Early gigs included the second Clinton inauguration ball and dates with Jackson Brown, Keb’Mo’ and the Indigo Girls. They released three self produced cassettes, including Live Blues From the Sky recorded through the soundboard of PBS station NET in Lincoln, Nebraska. Indigenous took the tapes to Pachyderm Studios, where studio heads Jim Nichol and Mason Munoz signed them to a deal and released Things We Do. Chris Eyre, the Indian director of Smoke Signals shot a video for “Things We Do” which help the band’s leap to the mainstream.
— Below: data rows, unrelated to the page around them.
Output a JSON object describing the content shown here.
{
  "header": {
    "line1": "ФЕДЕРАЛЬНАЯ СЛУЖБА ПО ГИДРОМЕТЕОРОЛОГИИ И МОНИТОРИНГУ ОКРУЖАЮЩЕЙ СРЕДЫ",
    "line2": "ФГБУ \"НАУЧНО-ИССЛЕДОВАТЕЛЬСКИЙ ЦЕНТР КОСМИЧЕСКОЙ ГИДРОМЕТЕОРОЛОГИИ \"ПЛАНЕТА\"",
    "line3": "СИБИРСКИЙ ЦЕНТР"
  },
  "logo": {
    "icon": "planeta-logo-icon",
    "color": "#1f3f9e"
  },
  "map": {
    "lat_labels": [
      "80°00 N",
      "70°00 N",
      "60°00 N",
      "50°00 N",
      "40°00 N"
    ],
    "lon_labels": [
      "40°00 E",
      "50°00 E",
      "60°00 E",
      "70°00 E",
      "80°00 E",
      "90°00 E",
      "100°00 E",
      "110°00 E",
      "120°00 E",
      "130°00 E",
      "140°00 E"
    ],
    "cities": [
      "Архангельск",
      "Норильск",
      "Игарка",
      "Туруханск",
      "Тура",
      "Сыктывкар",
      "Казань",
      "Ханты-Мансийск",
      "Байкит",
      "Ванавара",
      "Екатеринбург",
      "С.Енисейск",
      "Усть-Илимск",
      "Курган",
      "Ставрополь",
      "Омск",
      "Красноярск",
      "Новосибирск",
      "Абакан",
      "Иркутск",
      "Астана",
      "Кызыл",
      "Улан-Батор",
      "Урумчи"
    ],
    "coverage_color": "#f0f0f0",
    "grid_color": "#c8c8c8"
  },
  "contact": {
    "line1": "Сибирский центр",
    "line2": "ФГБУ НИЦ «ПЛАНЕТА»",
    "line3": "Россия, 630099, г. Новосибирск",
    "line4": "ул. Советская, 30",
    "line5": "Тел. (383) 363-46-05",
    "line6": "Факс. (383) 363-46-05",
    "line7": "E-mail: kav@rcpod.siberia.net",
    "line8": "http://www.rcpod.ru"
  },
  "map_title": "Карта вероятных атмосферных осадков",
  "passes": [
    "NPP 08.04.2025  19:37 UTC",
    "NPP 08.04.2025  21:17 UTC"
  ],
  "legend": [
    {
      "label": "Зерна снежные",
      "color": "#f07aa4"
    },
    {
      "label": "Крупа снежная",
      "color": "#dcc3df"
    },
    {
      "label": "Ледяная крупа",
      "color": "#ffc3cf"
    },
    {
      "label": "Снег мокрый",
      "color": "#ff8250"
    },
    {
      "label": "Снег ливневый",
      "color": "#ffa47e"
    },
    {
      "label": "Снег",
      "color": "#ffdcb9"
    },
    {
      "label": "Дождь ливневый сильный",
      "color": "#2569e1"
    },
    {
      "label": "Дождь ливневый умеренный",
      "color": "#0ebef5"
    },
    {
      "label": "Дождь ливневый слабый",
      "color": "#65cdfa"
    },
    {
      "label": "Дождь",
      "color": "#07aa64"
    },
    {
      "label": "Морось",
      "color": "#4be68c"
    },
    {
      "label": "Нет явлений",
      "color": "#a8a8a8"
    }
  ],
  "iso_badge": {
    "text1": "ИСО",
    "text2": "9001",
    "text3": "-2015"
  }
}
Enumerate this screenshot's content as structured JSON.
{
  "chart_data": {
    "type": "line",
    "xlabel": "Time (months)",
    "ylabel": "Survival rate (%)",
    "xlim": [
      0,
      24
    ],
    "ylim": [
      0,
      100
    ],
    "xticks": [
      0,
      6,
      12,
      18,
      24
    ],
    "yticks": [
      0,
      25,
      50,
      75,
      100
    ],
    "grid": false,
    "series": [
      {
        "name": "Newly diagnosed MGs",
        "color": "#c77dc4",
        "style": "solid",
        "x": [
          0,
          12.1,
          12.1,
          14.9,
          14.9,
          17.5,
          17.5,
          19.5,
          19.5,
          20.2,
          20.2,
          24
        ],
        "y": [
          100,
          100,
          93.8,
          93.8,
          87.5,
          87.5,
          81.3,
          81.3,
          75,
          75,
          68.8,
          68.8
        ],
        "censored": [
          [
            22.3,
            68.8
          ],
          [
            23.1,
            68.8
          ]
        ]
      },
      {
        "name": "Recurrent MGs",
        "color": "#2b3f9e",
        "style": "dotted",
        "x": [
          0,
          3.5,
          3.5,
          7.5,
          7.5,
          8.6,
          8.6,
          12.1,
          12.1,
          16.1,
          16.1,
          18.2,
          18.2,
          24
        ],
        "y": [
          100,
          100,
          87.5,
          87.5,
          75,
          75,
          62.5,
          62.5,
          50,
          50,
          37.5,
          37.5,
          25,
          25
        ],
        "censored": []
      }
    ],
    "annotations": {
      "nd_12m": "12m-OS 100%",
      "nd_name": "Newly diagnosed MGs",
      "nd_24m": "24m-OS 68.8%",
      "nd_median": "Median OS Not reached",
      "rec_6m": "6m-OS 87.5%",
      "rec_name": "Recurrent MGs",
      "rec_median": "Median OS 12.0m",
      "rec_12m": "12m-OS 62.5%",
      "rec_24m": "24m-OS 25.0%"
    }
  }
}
Their second album, Live at Pachyderm Studios (1999 Pachyderm) showed a quantum leap in the band’s abilities, with a smoking cover of Hendrix’s “Red House.” Circle (2000 Pachyderm) was #1 on the Billboard Blues Chart for four months after its release, and led to a major label deal with Jive and the eponymous Indigenous (2003 Jive). The band jumped back to the indie scene with Chasing The Sun (2006 Vanguard.) It used studio musicians in place of Pte and Wanbdi and with only Mato’s face on the cover, some thought he’d “gone solo.” Not so. On Long Way Home (2005 Indigenous) the band has become a power trio, leaning a more to the rock than the blues side, but still churning out powerhouse riffs with Mato’s impressive vocals delivering a solid, soulful punch.